A 21-year study of senior citizens by the Albert Einstein College of Medicine showed frequent dancing reduces the risk of dementia by 76 percent. The study is described by Richard Powers in “Use It or Lose It: Dancing Makes You Smarter, Longer,” found on the Stanford Dance website.
Dancing is so effective because it involves several mental processes, including movement, music, emotion and reason. Split-second decision making in dance helps as well.
Powers notes that the brain needs stimulation in various forms to create new connections.
“Our brain constantly rewires its neural pathways, as needed. If it doesn’t need it, it won’t,” Powers states.
Mere repetition does not help. An activity needs to push the brain in new directions, Powers adds.
The study compared dancing to a wide variety of activities, including reading, working crossword puzzles, tennis, housework and others as well.
As far as reducing the risk for dementia, dancing scored the highest. Crossword puzzles reduced the risk by 47 percent while reading books brought a 35 percent reduction, Powers writes.
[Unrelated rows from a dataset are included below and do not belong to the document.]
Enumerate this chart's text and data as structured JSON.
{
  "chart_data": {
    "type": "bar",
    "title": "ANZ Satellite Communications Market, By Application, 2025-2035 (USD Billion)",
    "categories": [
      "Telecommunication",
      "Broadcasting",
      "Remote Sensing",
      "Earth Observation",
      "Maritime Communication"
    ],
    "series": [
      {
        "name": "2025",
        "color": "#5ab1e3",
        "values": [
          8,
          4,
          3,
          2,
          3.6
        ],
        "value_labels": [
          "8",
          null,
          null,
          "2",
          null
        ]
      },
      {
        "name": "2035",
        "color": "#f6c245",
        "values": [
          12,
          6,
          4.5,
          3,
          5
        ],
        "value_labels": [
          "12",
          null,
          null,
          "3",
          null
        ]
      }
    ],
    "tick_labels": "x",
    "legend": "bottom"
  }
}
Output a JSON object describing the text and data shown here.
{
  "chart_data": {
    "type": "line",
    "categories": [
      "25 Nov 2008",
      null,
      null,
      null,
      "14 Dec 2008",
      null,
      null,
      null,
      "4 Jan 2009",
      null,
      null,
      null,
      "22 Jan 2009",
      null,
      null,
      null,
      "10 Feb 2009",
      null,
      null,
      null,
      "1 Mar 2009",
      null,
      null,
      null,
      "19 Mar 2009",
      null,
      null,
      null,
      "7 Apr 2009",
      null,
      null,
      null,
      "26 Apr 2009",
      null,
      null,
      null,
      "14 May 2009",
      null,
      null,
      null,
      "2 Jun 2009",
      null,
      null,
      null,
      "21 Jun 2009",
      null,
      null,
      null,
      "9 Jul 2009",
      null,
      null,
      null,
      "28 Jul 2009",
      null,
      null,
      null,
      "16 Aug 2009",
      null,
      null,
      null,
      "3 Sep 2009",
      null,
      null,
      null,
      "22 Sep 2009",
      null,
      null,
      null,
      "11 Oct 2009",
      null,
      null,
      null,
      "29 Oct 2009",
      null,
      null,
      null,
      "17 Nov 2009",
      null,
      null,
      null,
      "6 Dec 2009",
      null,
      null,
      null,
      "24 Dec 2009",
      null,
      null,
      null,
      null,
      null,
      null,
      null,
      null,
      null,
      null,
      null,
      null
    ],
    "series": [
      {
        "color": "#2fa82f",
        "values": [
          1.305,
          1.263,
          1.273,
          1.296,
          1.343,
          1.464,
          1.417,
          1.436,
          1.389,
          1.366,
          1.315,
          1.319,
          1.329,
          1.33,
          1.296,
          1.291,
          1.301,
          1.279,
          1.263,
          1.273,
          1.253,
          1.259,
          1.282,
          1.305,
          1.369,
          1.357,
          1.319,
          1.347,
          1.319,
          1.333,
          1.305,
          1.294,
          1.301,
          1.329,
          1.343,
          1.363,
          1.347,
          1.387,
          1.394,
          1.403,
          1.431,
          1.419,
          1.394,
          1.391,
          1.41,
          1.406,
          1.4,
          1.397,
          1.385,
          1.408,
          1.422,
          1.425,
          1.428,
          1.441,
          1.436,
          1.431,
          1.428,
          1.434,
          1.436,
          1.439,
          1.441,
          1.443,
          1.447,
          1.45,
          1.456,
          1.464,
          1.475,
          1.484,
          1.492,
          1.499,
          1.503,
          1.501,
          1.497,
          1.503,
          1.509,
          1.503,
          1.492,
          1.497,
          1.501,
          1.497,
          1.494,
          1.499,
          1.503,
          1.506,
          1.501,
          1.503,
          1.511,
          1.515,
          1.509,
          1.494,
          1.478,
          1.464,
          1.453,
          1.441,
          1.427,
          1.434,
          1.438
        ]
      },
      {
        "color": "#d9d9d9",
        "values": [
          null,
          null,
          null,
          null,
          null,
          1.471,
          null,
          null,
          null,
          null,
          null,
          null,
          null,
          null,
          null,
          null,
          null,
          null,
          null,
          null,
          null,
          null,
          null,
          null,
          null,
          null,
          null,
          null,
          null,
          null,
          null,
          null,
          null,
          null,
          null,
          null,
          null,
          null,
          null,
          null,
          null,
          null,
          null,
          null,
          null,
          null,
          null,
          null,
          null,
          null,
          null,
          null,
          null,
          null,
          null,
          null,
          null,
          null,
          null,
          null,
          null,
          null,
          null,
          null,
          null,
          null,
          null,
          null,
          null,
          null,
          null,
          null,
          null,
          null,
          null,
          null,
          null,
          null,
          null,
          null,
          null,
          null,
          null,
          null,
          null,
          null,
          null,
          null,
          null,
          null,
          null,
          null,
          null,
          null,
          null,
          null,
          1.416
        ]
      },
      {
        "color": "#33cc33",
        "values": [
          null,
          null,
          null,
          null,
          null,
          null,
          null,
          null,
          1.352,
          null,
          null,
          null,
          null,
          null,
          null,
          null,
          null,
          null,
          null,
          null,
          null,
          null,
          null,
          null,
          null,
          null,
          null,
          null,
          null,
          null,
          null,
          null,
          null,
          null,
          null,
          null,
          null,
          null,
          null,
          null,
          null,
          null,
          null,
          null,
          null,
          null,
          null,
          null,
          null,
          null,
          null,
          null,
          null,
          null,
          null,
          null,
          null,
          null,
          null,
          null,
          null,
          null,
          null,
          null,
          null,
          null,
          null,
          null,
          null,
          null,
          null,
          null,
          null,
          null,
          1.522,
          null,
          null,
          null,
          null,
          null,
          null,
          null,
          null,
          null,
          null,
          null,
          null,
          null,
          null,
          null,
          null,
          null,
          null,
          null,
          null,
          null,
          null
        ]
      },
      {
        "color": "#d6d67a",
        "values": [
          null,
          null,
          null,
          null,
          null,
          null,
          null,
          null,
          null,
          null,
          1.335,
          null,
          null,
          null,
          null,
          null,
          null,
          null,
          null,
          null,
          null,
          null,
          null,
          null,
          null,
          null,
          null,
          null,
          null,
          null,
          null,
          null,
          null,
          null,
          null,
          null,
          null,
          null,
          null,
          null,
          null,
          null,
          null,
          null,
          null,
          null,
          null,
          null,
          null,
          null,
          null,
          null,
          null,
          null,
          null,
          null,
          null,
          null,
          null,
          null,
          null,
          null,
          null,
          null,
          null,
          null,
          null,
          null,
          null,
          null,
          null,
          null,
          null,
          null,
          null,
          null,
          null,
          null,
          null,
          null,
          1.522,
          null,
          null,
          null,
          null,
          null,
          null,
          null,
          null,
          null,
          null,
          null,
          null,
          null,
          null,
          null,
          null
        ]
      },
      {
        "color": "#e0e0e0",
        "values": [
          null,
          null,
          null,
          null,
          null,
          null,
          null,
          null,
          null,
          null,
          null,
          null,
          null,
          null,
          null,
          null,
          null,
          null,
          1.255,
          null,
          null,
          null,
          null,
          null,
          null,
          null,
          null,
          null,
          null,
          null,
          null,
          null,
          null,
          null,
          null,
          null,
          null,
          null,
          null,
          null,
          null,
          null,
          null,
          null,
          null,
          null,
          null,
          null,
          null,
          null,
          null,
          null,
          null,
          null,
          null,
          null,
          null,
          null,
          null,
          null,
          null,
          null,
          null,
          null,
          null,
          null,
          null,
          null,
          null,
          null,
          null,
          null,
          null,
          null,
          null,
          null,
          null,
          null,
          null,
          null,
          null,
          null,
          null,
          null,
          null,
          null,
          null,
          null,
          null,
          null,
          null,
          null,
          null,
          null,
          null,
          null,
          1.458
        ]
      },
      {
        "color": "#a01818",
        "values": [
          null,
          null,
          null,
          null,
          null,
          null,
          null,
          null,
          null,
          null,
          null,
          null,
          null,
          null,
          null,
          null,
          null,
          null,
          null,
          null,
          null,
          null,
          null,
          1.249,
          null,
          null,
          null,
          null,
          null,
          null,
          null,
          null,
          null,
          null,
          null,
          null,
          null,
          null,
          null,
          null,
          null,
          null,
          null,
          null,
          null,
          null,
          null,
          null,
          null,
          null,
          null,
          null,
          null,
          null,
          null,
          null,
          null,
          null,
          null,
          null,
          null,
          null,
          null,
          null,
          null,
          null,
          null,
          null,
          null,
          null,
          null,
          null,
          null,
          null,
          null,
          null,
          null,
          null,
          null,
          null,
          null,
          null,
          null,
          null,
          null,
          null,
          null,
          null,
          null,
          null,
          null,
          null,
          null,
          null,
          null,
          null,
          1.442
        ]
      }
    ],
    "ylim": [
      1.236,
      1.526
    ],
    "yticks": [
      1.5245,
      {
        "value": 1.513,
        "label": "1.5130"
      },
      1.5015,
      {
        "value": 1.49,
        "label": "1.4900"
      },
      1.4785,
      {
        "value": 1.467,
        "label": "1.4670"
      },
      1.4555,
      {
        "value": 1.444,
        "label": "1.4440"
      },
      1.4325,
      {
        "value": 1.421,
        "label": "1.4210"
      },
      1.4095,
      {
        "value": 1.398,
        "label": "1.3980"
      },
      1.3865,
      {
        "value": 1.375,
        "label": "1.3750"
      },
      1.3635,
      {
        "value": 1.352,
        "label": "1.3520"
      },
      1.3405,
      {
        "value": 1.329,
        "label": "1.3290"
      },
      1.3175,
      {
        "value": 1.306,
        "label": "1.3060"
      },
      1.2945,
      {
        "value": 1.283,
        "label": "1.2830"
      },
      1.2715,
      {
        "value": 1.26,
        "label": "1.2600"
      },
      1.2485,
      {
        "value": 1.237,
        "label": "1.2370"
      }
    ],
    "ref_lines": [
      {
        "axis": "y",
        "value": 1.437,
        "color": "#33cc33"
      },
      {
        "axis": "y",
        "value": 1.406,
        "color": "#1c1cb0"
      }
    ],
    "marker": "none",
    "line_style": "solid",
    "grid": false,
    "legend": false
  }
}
A website hosted by Cheshire Dance in England, a dance studio that offers lessons for the disabled, describes why dance is so effective for brain health.
“Of all the art forms, dance is unique in placing the body and its lived experience as the site of exploration and art making,” the website states.
Dance connects someone with their own physical body as well as with others. Dance is social as well as physical, making the activity perfect for brain health, the website adds.